It looks like Elasticsearch is aware of the imbalance and is moving shards to address it. This rebalancing process takes time.
$ grep es-shards.txt -e RELOCATING
daas-arm-prod-users-2019-10 4 r RELOCATING 13259050 59.4gb 10.187.72.6 arm-lc-004_data -> 10.187.72.4 Be-sYmy7TJquJWCAmZ2aSA arm-lc-002_data
daas-arm-prod-users-2019-09 3 p RELOCATING 16503328 69.7gb 10.187.72.6 arm-lc-004_data -> 10.187.72.4 Be-sYmy7TJquJWCAmZ2aSA arm-lc-002_data
Some of your indices have far too many shards that are far too small. E.g. daas-arm-int-dataflow-2019-10
has 10 shards all smaller than 70MB. Indices like this should have one shard.

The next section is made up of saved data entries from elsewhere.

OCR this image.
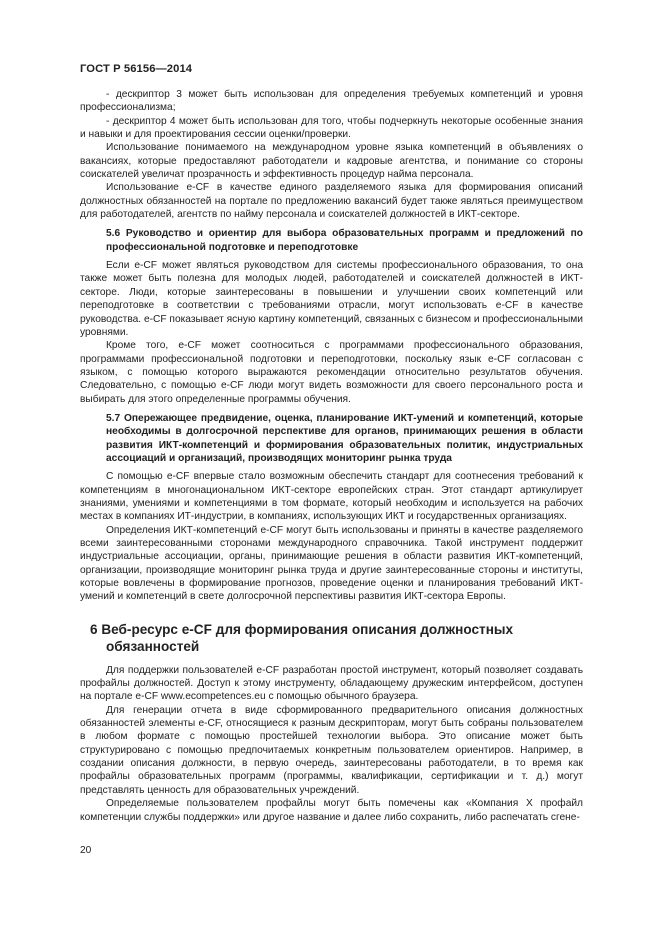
ГОСТ Р 56156—2014

- дескриптор 3 может быть использован для определения требуемых компетенций и уровня профессионализма;

- дескриптор 4 может быть использован для того, чтобы подчеркнуть некоторые особенные знания и навыки и для проектирования сессии оценки/проверки.

Использование понимаемого на международном уровне языка компетенций в объявлениях о вакансиях, которые предоставляют работодатели и кадровые агентства, и понимание со стороны соискателей увеличат прозрачность и эффективность процедур найма персонала.

Использование e-CF в качестве единого разделяемого языка для формирования описаний должностных обязанностей на портале по предложению вакансий будет также являться преимуществом для работодателей, агентств по найму персонала и соискателей должностей в ИКТ-секторе.

5.6 Руководство и ориентир для выбора образовательных программ и предложений по профессиональной подготовке и переподготовке

Если e-CF может являться руководством для системы профессионального образования, то она также может быть полезна для молодых людей, работодателей и соискателей должностей в ИКТ-секторе. Люди, которые заинтересованы в повышении и улучшении своих компетенций или переподготовке в соответствии с требованиями отрасли, могут использовать e-CF в качестве руководства. e-CF показывает ясную картину компетенций, связанных с бизнесом и профессиональными уровнями.

Кроме того, e-CF может соотноситься с программами профессионального образования, программами профессиональной подготовки и переподготовки, поскольку язык e-CF согласован с языком, с помощью которого выражаются рекомендации относительно результатов обучения. Следовательно, с помощью e-CF люди могут видеть возможности для своего персонального роста и выбирать для этого определенные программы обучения.

5.7 Опережающее предвидение, оценка, планирование ИКТ-умений и компетенций, которые необходимы в долгосрочной перспективе для органов, принимающих решения в области развития ИКТ-компетенций и формирования образовательных политик, индустриальных ассоциаций и организаций, производящих мониторинг рынка труда

С помощью e-CF впервые стало возможным обеспечить стандарт для соотнесения требований к компетенциям в многонациональном ИКТ-секторе европейских стран. Этот стандарт артикулирует знаниями, умениями и компетенциями в том формате, который необходим и используется на рабочих местах в компаниях ИТ-индустрии, в компаниях, использующих ИКТ и государственных организациях.

Определения ИКТ-компетенций e-CF могут быть использованы и приняты в качестве разделяемого всеми заинтересованными сторонами международного справочника. Такой инструмент поддержит индустриальные ассоциации, органы, принимающие решения в области развития ИКТ-компетенций, организации, производящие мониторинг рынка труда и другие заинтересованные стороны и институты, которые вовлечены в формирование прогнозов, проведение оценки и планирования требований ИКТ-умений и компетенций в свете долгосрочной перспективы развития ИКТ-сектора Европы.

6 Веб-ресурс e-CF для формирования описания должностных обязанностей

Для поддержки пользователей e-CF разработан простой инструмент, который позволяет создавать профайлы должностей. Доступ к этому инструменту, обладающему дружеским интерфейсом, доступен на портале e-CF www.ecompetences.eu с помощью обычного браузера.

Для генерации отчета в виде сформированного предварительного описания должностных обязанностей элементы e-CF, относящиеся к разным дескрипторам, могут быть собраны пользователем в любом формате с помощью простейшей технологии выбора. Это описание может быть структурировано с помощью предпочитаемых конкретным пользователем ориентиров. Например, в создании описания должности, в первую очередь, заинтересованы работодатели, в то время как профайлы образовательных программ (программы, квалификации, сертификации и т. д.) могут представлять ценность для образовательных учреждений.

Определяемые пользователем профайлы могут быть помечены как «Компания X профайл компетенции службы поддержки» или другое название и далее либо сохранить, либо распечатать сгене-

20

You have some excessively tiny daily indices too, e.g. kafka-metrics-*
and jmx-*
. These would be better as one-shard monthly indices.
Other shards look to be time-based but are surprisingly large. E.g. daas-arm-prod-users-2019-10
has 20 shards all in the region of 60GB. 60GB shards are fine, but why put 20 of them into one index? Would you be able to have fewer shards at once and use rollover to start a new index when the old one gets too big?